Joseph Loconte, associate professor of history at The King’s College in New York, retells this Emmaus Road story through a modern-day lens in his book The Searchers: A Quest for Faith in the Valley of Doubt. As he examines the force that seized the travelers on the road to Emmaus he describes the shock and utter disillusionment of the disciples that their leader, the one they thought would redeem Israel, had been crucified. They had lost all hope, yet, Loconte notes, something calls them out of their state of doubt and disappointment and to the stranger coming alongside them on the road. They did not recognize him as Jesus—yet—but their intuition drew them to him. “Were not our hearts burning within us while he talked with us on the road and opened the Scripture to us?” they asked each other. Something provoked them. What was it?
According to Loconte, what attracted them to Jesus was the desire for “moral beauty.” As Jesus spoke, their hearts were ignited by God’s story of healing, courage and rescue. Amid their despair, they get a vision of a world they were meant to live in.
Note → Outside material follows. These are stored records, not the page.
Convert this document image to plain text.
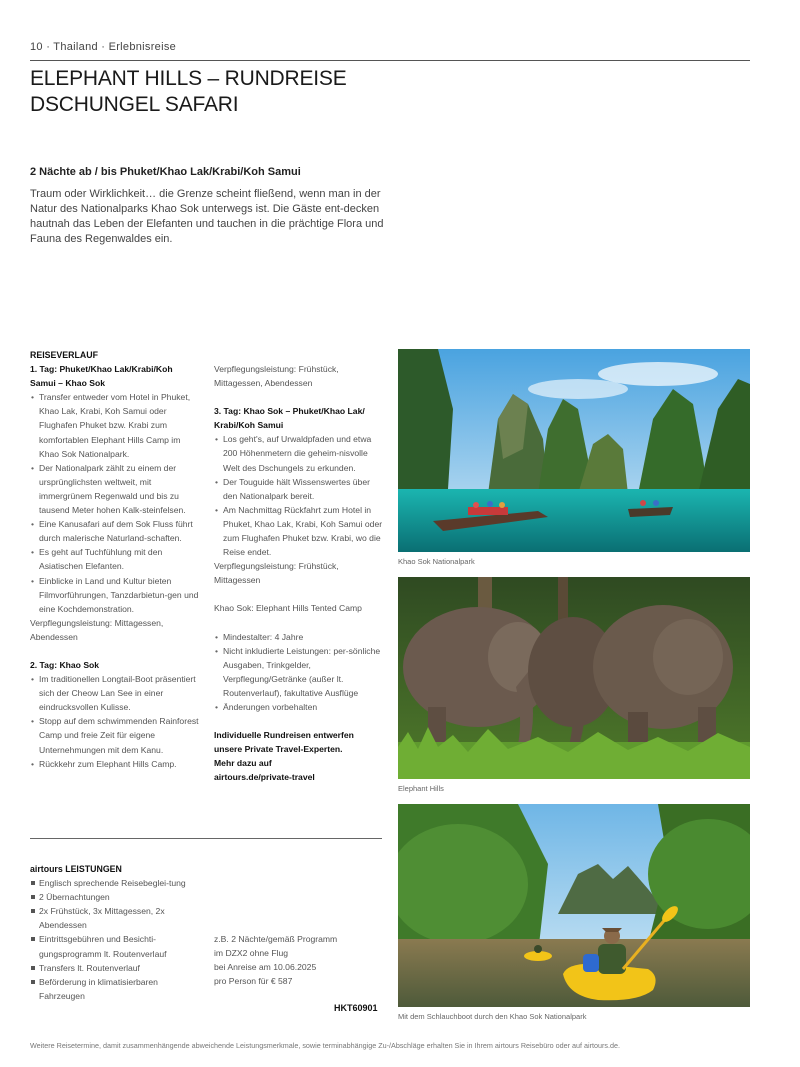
10 · Thailand · Erlebnisreise
ELEPHANT HILLS – RUNDREISE
DSCHUNGEL SAFARI
2 Nächte ab / bis Phuket/Khao Lak/Krabi/Koh Samui

Traum oder Wirklichkeit… die Grenze scheint fließend, wenn man in der Natur des Nationalparks Khao Sok unterwegs ist. Die Gäste ent-decken hautnah das Leben der Elefanten und tauchen in die prächtige Flora und Fauna des Regenwaldes ein.

REISEVERLAUF
1. Tag: Phuket/Khao Lak/Krabi/Koh
Samui – Khao Sok
• Transfer entweder vom Hotel in Phuket, Khao Lak, Krabi, Koh Samui oder Flughafen Phuket bzw. Krabi zum komfortablen Elephant Hills Camp im Khao Sok Nationalpark.
• Der Nationalpark zählt zu einem der ursprünglichsten weltweit, mit immergrünem Regenwald und bis zu tausend Meter hohen Kalk-steinfelsen.
• Eine Kanusafari auf dem Sok Fluss führt durch malerische Naturland-schaften.
• Es geht auf Tuchfühlung mit den Asiatischen Elefanten.
• Einblicke in Land und Kultur bieten Filmvorführungen, Tanzdarbietun-gen und eine Kochdemonstration.
Verpflegungsleistung: Mittagessen, Abendessen
2. Tag: Khao Sok
• Im traditionellen Longtail-Boot präsentiert sich der Cheow Lan See in einer eindrucksvollen Kulisse.
• Stopp auf dem schwimmenden Rainforest Camp und freie Zeit für eigene Unternehmungen mit dem Kanu.
• Rückkehr zum Elephant Hills Camp.
Verpflegungsleistung: Frühstück, Mittagessen, Abendessen
3. Tag: Khao Sok – Phuket/Khao Lak/
Krabi/Koh Samui
• Los geht's, auf Urwaldpfaden und etwa 200 Höhenmetern die geheim-nisvolle Welt des Dschungels zu erkunden.
• Der Touguide hält Wissenswertes über den Nationalpark bereit.
• Am Nachmittag Rückfahrt zum Hotel in Phuket, Khao Lak, Krabi, Koh Samui oder zum Flughafen Phuket bzw. Krabi, wo die Reise endet.
Verpflegungsleistung: Frühstück, Mittagessen
Khao Sok: Elephant Hills Tented Camp
• Mindestalter: 4 Jahre
• Nicht inkludierte Leistungen: per-sönliche Ausgaben, Trinkgelder, Verpflegung/Getränke (außer lt. Routenverlauf), fakultative Ausflüge
• Änderungen vorbehalten
Individuelle Rundreisen entwerfen
unsere Private Travel-Experten.
Mehr dazu auf
airtours.de/private-travel
airtours LEISTUNGEN
Englisch sprechende Reisebeglei-tung
2 Übernachtungen
2x Frühstück, 3x Mittagessen, 2x Abendessen
Eintrittsgebühren und Besichti-gungsprogramm lt. Routenverlauf
Transfers lt. Routenverlauf
Beförderung in klimatisierbaren Fahrzeugen
z.B. 2 Nächte/gemäß Programm
im DZX2 ohne Flug
bei Anreise am 10.06.2025
pro Person für € 587
HKT60901
Khao Sok Nationalpark
Elephant Hills
Mit dem Schlauchboot durch den Khao Sok Nationalpark
Weitere Reisetermine, damit zusammenhängende abweichende Leistungsmerkmale, sowie terminabhängige Zu-/Abschläge erhalten Sie in Ihrem airtours Reisebüro oder auf airtours.de.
Loconte goes on to recount some of the stories that exemplified virtue and “moral beauty” in our time. In the 1800s, he notes, Florence Nightingale was known as the Lady with the Lamp for tending to wounded soldiers during the night. During the Civil War, Colonel Joshua Lawrence Chamberlain believed in the cause of abolition so much that he told his men to hold their ground even when they ran out of ammunition. In the final years of the Second World War, villagers in LeChambon-sur-Lignon opened their home to rescue 3,500 Jews, all of whom survived the war. These stories represent the movement from broken hearts to burning hearts.
“But we had hoped…” When life disappoints us, when we are at mile-marker one instead of mile-marker seven on our Emmaus road, maybe the best thing we can do is simply let our hearts break. And maybe amid our disappointment and brokenness we begin to get a vision of a world that we are meant to live in. Maybe only then can our eyes be opened. Maybe only then can we recognize the suffering Jesus as the Risen Christ and the Risen Christ as the suffering Jesus. Maybe only then can our hearts begin to burn within us.
My original idea for this sermon was to redeem that phrase, “but we had hoped.” Nora’s words were compelling: “Mom, it’s too depressing.” I had developed a construct, a framework for how to acknowledge the disappointment the disciples felt and then move rather quickly to the end of the story where all is well. But wisdom spoke to me and she said, “The good news, the hopeful news of this story is in those very words, ‘But we had hoped.’” That is the invitation in this story—to stay with those words long enough to know and feel the reality that there is a cross before there is resurrection. There is doubt before there is affirmation. And there is a stranger who walks beside us long before we recognize him as the one who sets our hearts burning.